Jemma looked at Guillermo quizzically. ‘How does that turn you into a vegetarian?’
‘You cut down a beautiful tree, it becomes wood. You shoot a man in the head, he becomes meat.’
Jemma shivered.
Another seagull landed nearby. Larry barked at it and it flew away.
‘I . . .’ Jemma began. The boys looked at her and she shook her head. ‘Doesn’t matter.’
Guillermo flicked a pipi shell into the grey-green water.
‘Every hell is different,’ he said. ‘It’s what we do with our hell that defines us. Do we take drugs and pretend that hell doesn’t exist? Do we wear hell like a badge? Do we curl up and sulk in the corner somewhere? Do we swallow it and die slowly as it eats us from the inside? Do we build a fortress and make it a private hell? Do we paint smiles on our faces and pretend hell doesn’t exist? Do we drag everyone down with us?’

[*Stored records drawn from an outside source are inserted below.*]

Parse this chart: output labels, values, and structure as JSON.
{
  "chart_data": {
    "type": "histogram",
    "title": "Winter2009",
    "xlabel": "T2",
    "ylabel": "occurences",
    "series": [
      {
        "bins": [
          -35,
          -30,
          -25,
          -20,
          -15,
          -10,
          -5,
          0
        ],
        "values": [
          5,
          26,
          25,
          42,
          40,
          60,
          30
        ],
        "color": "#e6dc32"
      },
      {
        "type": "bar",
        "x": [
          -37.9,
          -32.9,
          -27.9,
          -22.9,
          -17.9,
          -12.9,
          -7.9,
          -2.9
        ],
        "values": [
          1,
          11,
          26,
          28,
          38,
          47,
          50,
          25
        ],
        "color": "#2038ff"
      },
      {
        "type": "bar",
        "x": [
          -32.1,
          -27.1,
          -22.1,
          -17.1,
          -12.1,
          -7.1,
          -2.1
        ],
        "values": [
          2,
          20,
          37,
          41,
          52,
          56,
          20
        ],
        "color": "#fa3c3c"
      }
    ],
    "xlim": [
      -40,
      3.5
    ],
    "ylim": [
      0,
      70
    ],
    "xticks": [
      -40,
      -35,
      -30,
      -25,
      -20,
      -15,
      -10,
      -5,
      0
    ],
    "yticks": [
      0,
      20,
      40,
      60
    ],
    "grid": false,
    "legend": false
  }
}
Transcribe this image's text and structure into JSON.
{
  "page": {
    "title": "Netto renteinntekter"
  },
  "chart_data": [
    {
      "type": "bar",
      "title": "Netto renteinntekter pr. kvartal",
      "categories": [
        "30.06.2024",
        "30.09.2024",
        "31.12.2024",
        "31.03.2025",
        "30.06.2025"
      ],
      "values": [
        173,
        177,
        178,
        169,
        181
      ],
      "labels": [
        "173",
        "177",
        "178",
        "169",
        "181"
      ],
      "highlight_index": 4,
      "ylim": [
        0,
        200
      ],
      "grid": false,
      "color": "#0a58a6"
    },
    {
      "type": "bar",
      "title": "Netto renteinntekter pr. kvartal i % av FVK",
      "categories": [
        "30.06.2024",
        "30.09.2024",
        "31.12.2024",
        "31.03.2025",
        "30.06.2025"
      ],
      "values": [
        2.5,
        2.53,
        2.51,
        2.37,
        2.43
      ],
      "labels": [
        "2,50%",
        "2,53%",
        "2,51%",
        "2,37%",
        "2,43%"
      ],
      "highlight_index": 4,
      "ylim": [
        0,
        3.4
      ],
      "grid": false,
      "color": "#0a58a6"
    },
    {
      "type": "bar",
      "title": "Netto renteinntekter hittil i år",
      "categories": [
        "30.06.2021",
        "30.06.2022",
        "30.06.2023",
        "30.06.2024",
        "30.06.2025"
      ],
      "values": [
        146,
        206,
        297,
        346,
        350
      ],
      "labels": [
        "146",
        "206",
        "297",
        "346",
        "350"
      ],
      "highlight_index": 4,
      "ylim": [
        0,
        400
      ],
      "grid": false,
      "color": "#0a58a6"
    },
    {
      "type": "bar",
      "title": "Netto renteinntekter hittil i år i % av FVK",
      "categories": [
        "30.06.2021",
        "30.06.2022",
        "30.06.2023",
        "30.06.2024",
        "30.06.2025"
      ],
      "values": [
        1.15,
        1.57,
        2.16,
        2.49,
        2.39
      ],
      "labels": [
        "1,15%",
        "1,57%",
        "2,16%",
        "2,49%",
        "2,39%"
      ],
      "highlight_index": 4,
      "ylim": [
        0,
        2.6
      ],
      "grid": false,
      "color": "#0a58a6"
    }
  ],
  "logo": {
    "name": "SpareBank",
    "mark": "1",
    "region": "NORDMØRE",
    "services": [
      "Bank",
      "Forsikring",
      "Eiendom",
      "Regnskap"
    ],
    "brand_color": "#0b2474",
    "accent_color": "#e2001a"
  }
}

Guillermo’s words sounded like a poem to Larry. His thoughts were drawn to Vince and Muriel. Muriel may have seemed like an ogre in stockings and flat shoes, but what was her hell like? Was she born with an armour-plated heart or had it evolved to protect her from the loss in her life? And if her own mother or father were the reason she’d turned out the way she had, what of their personal hells? Suddenly hell stretched further than his mind could reach, and the fact that any family existed at all seemed like a miracle.
He stood.
‘What is it?’ Guillermo asked.
‘Where are you going, Larry?’
‘I . . . I need to run. I’ll see you later.’
He looked back as he stepped onto the breakwater wall and the gap he’d left between his friends had disappeared. He collected his length of rope and set the Hammersmiths’ dog yapping by knocking on their door.